Pour conclure l’accord avec le SPD qui lui a permis de se maintenir au poste de chef du gouvernement allemand, Angela Merkel a dû se résoudre à une concession majeure : instaurer un salaire minimum commun à 8,5 €/h (contre 9,43 €/h en France en 2013) applicable à l’ensemble des salariés en 2017.


Pour nombre de pays de l’Union européenne dont les deux tiers bénéficient d’un tel dispositif, cette décision est perçue comme un facteur positif au sens d’une certaine harmonisation des politiques salariales. Elle doit à terme rétablir les bases d’une concurrence plus juste et loyale entre l’Allemagne et ses partenaires, permettant un rééquilibrage des échanges au sein de l’Union.
Ce salaire minimum devrait concerner les 6 millions de travailleurs, qui gagnent moins de 8,5 €/h (soit 17 % de la population active). Parmi eux 2 millions touchent moins de 5 €/h.
En moyenne leurs revenus augmenteront de 37 %, hausse qui devrait stimuler la consommation intérieure (surcoût salarial moyen de 3 % pour les entreprises).
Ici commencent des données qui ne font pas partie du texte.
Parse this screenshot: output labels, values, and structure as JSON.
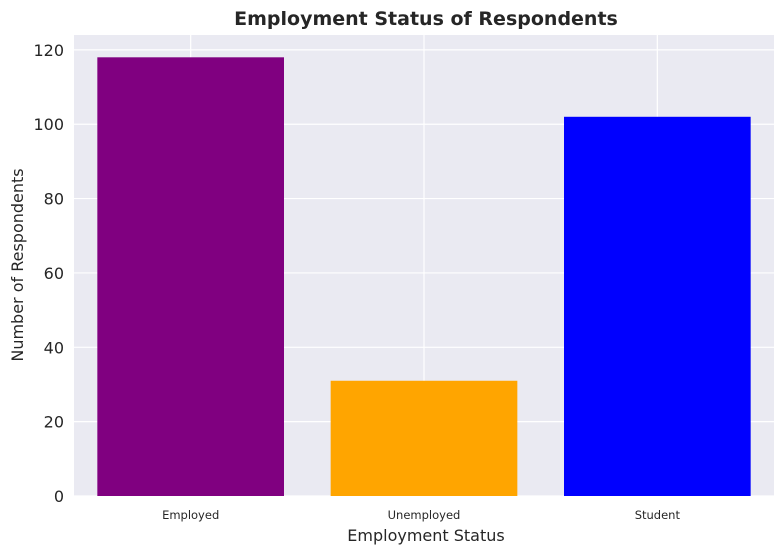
{
  "chart_data": {
    "type": "bar",
    "title": "Employment Status of Respondents",
    "xlabel": "Employment Status",
    "ylabel": "Number of Respondents",
    "categories": [
      "Employed",
      "Unemployed",
      "Student"
    ],
    "values": [
      118,
      31,
      102
    ],
    "colors": [
      "#800080",
      "#FFA500",
      "#0000FF"
    ],
    "ylim": [
      0,
      124
    ],
    "yticks": [
      0,
      20,
      40,
      60,
      80,
      100,
      120
    ],
    "grid": true,
    "background": "#EAEAF2",
    "grid_color": "#FFFFFF"
  }
}
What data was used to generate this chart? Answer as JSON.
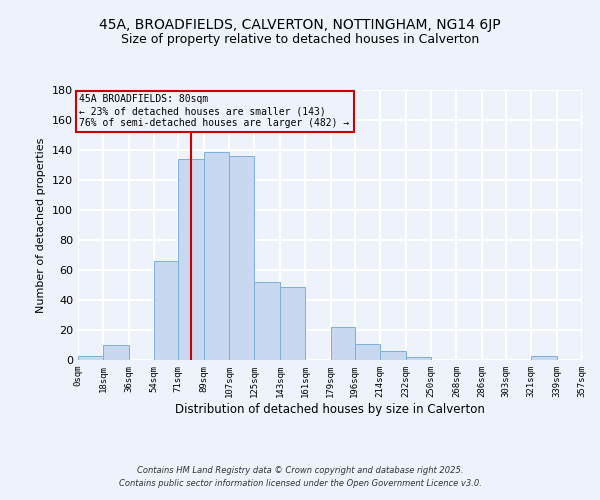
{
  "title": "45A, BROADFIELDS, CALVERTON, NOTTINGHAM, NG14 6JP",
  "subtitle": "Size of property relative to detached houses in Calverton",
  "xlabel": "Distribution of detached houses by size in Calverton",
  "ylabel": "Number of detached properties",
  "bar_color": "#c8d8f0",
  "bar_edge_color": "#7ab0d8",
  "background_color": "#eef2fb",
  "grid_color": "#ffffff",
  "bin_edges": [
    0,
    18,
    36,
    54,
    71,
    89,
    107,
    125,
    143,
    161,
    179,
    196,
    214,
    232,
    250,
    268,
    286,
    303,
    321,
    339,
    357
  ],
  "bin_labels": [
    "0sqm",
    "18sqm",
    "36sqm",
    "54sqm",
    "71sqm",
    "89sqm",
    "107sqm",
    "125sqm",
    "143sqm",
    "161sqm",
    "179sqm",
    "196sqm",
    "214sqm",
    "232sqm",
    "250sqm",
    "268sqm",
    "286sqm",
    "303sqm",
    "321sqm",
    "339sqm",
    "357sqm"
  ],
  "counts": [
    3,
    10,
    0,
    66,
    134,
    139,
    136,
    52,
    49,
    0,
    22,
    11,
    6,
    2,
    0,
    0,
    0,
    0,
    3,
    0
  ],
  "property_line_x": 80,
  "property_line_color": "#cc0000",
  "annotation_line1": "45A BROADFIELDS: 80sqm",
  "annotation_line2": "← 23% of detached houses are smaller (143)",
  "annotation_line3": "76% of semi-detached houses are larger (482) →",
  "annotation_box_color": "#cc0000",
  "ylim": [
    0,
    180
  ],
  "yticks": [
    0,
    20,
    40,
    60,
    80,
    100,
    120,
    140,
    160,
    180
  ],
  "footer_line1": "Contains HM Land Registry data © Crown copyright and database right 2025.",
  "footer_line2": "Contains public sector information licensed under the Open Government Licence v3.0."
}
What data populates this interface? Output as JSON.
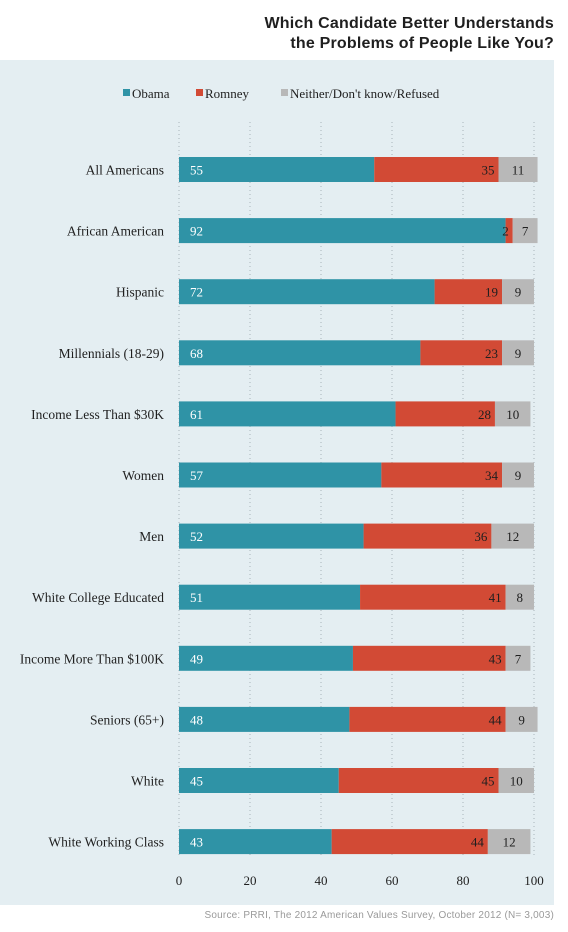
{
  "title_line1": "Which Candidate Better Understands",
  "title_line2": "the Problems of People Like You?",
  "source": "Source: PRRI, The 2012 American Values Survey, October 2012 (N= 3,003)",
  "chart_data": {
    "type": "bar",
    "stacked": true,
    "orientation": "horizontal",
    "categories": [
      "All Americans",
      "African American",
      "Hispanic",
      "Millennials (18-29)",
      "Income Less Than $30K",
      "Women",
      "Men",
      "White College Educated",
      "Income More Than $100K",
      "Seniors (65+)",
      "White",
      "White Working Class"
    ],
    "series": [
      {
        "name": "Obama",
        "color": "#2f93a6",
        "values": [
          55,
          92,
          72,
          68,
          61,
          57,
          52,
          51,
          49,
          48,
          45,
          43
        ]
      },
      {
        "name": "Romney",
        "color": "#d24a35",
        "values": [
          35,
          2,
          19,
          23,
          28,
          34,
          36,
          41,
          43,
          44,
          45,
          44
        ]
      },
      {
        "name": "Neither/Don't know/Refused",
        "color": "#b8b8b8",
        "values": [
          11,
          7,
          9,
          9,
          10,
          9,
          12,
          8,
          7,
          9,
          10,
          12
        ]
      }
    ],
    "xlim": [
      0,
      100
    ],
    "xticks": [
      0,
      20,
      40,
      60,
      80,
      100
    ],
    "legend_position": "top",
    "grid": true
  }
}
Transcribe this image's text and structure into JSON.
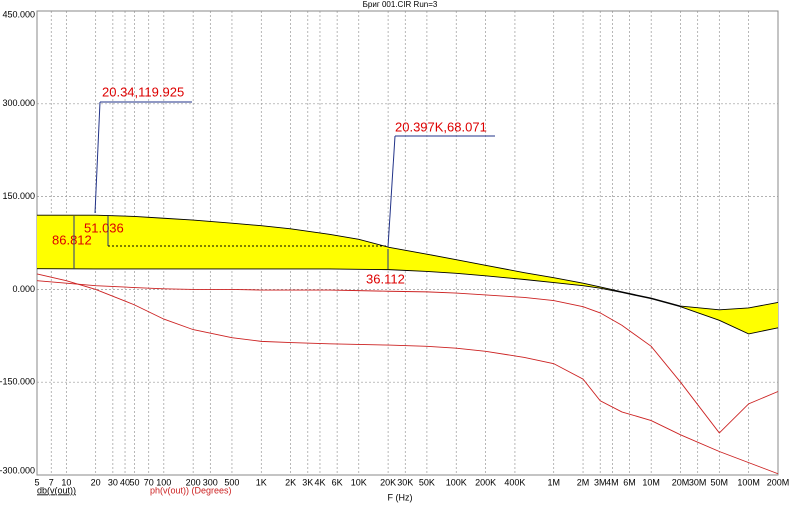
{
  "chart_data": {
    "type": "line",
    "title": "Бриг 001.CIR Run=3",
    "xlabel": "F (Hz)",
    "log_x": true,
    "grid": true,
    "xlim": [
      5,
      200000000
    ],
    "ylim": [
      -300,
      450
    ],
    "xticks": [
      5,
      7,
      10,
      20,
      30,
      40,
      50,
      70,
      100,
      200,
      300,
      500,
      {
        "value": 1000,
        "label": "1K"
      },
      {
        "value": 2000,
        "label": "2K"
      },
      {
        "value": 3000,
        "label": "3K"
      },
      {
        "value": 4000,
        "label": "4K"
      },
      {
        "value": 6000,
        "label": "6K"
      },
      {
        "value": 10000,
        "label": "10K"
      },
      {
        "value": 20000,
        "label": "20K"
      },
      {
        "value": 30000,
        "label": "30K"
      },
      {
        "value": 50000,
        "label": "50K"
      },
      {
        "value": 100000,
        "label": "100K"
      },
      {
        "value": 200000,
        "label": "200K"
      },
      {
        "value": 400000,
        "label": "400K"
      },
      {
        "value": 1000000,
        "label": "1M"
      },
      {
        "value": 2000000,
        "label": "2M"
      },
      {
        "value": 3000000,
        "label": "3M"
      },
      {
        "value": 4000000,
        "label": "4M"
      },
      {
        "value": 6000000,
        "label": "6M"
      },
      {
        "value": 10000000,
        "label": "10M"
      },
      {
        "value": 20000000,
        "label": "20M"
      },
      {
        "value": 30000000,
        "label": "30M"
      },
      {
        "value": 50000000,
        "label": "50M"
      },
      {
        "value": 100000000,
        "label": "100M"
      },
      {
        "value": 200000000,
        "label": "200M"
      }
    ],
    "yticks": [
      {
        "value": 450,
        "label": "450.000"
      },
      {
        "value": 300,
        "label": "300.000"
      },
      {
        "value": 150,
        "label": "150.000"
      },
      {
        "value": 0,
        "label": "0.000"
      },
      {
        "value": -150,
        "label": "-150.000"
      },
      {
        "value": -300,
        "label": "-300.000"
      }
    ],
    "x": [
      5,
      10,
      20,
      50,
      100,
      200,
      500,
      1000,
      2000,
      5000,
      10000,
      20397,
      50000,
      100000,
      200000,
      500000,
      1000000,
      2000000,
      3000000,
      5000000,
      10000000,
      20000000,
      50000000,
      100000000,
      200000000
    ],
    "series": [
      {
        "name": "db(v(out))",
        "color": "#000000",
        "fill": "#ffff00",
        "values": [
          [
            120,
            120,
            119.925,
            118,
            115,
            112,
            107,
            103,
            98,
            89,
            81,
            68.071,
            57,
            48,
            39,
            27,
            19,
            10,
            4,
            -4,
            -14,
            -27,
            -33,
            -30,
            -21
          ],
          [
            33.5,
            33.3,
            33.113,
            33,
            33,
            33,
            33,
            33,
            33,
            33,
            32.5,
            31.959,
            29,
            26,
            22,
            16,
            11,
            6,
            2,
            -5,
            -15,
            -28,
            -50,
            -72,
            -62
          ]
        ]
      },
      {
        "name": "ph(v(out)) (Degrees)",
        "color": "#cc2222",
        "values": [
          [
            14,
            10,
            6,
            3,
            1,
            0,
            0,
            -1,
            -1,
            -1,
            -2,
            -3,
            -4,
            -6,
            -9,
            -13,
            -18,
            -28,
            -38,
            -58,
            -92,
            -150,
            -232,
            -185,
            -165
          ],
          [
            25,
            14,
            0,
            -25,
            -48,
            -65,
            -78,
            -84,
            -86,
            -88,
            -89,
            -90,
            -92,
            -95,
            -100,
            -110,
            -120,
            -145,
            -180,
            -198,
            -212,
            -235,
            -262,
            -280,
            -298
          ]
        ]
      }
    ],
    "annotations": [
      "20.34,119.925",
      "20.397K,68.071",
      "86.812",
      "51.036",
      "36.112"
    ]
  }
}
Mais des facteurs importants viennent modérer cette vision optimiste particulièrement prisée en France. Il semble acquis que ce salaire minimum ne sera pas unique comme en France où, rappelons-le, le « i » de smic signifie « interprofessionnel ». On remarque aussi que les grandes entreprises exportatrices, qui emploient peu de personnel non qualifié, seront peu affectées par le dispositif qui ne touchera que marginalement le montant des excédents commerciaux de l’Allemagne (188 milliards d’euros en 2012). S’il y aura partout un salaire minimum, cela ne veut pas dire qu’il sera le même partout. Ainsi on devrait trouver des différences significatives entre länder de l’Est (27 % de la population active seraient concernés par l’instauration) et ceux de l’Ouest. Évidemment les critiques du patronat sont nombreuses, mais les syndicats (8 millions d’adhérents) perçoivent aussi des ambiguïtés dans la mesure. Son impact réel pour les salariés touchés serait finalement peu important pour leur rémunération nette et ils estiment qu’il tirera vers le bas le niveau général des salaires. Au-delà, ces mêmes syndicats craignent une perte d’influence, voyant leurs actions actuelles portées sur la défense des rémunérations passer à l’augmentation du salaire minimum généralisé.

Pour mesurer les retombées réelles de cette mesure, il semble urgent… d’attendre son application concrète : pas avant 2017.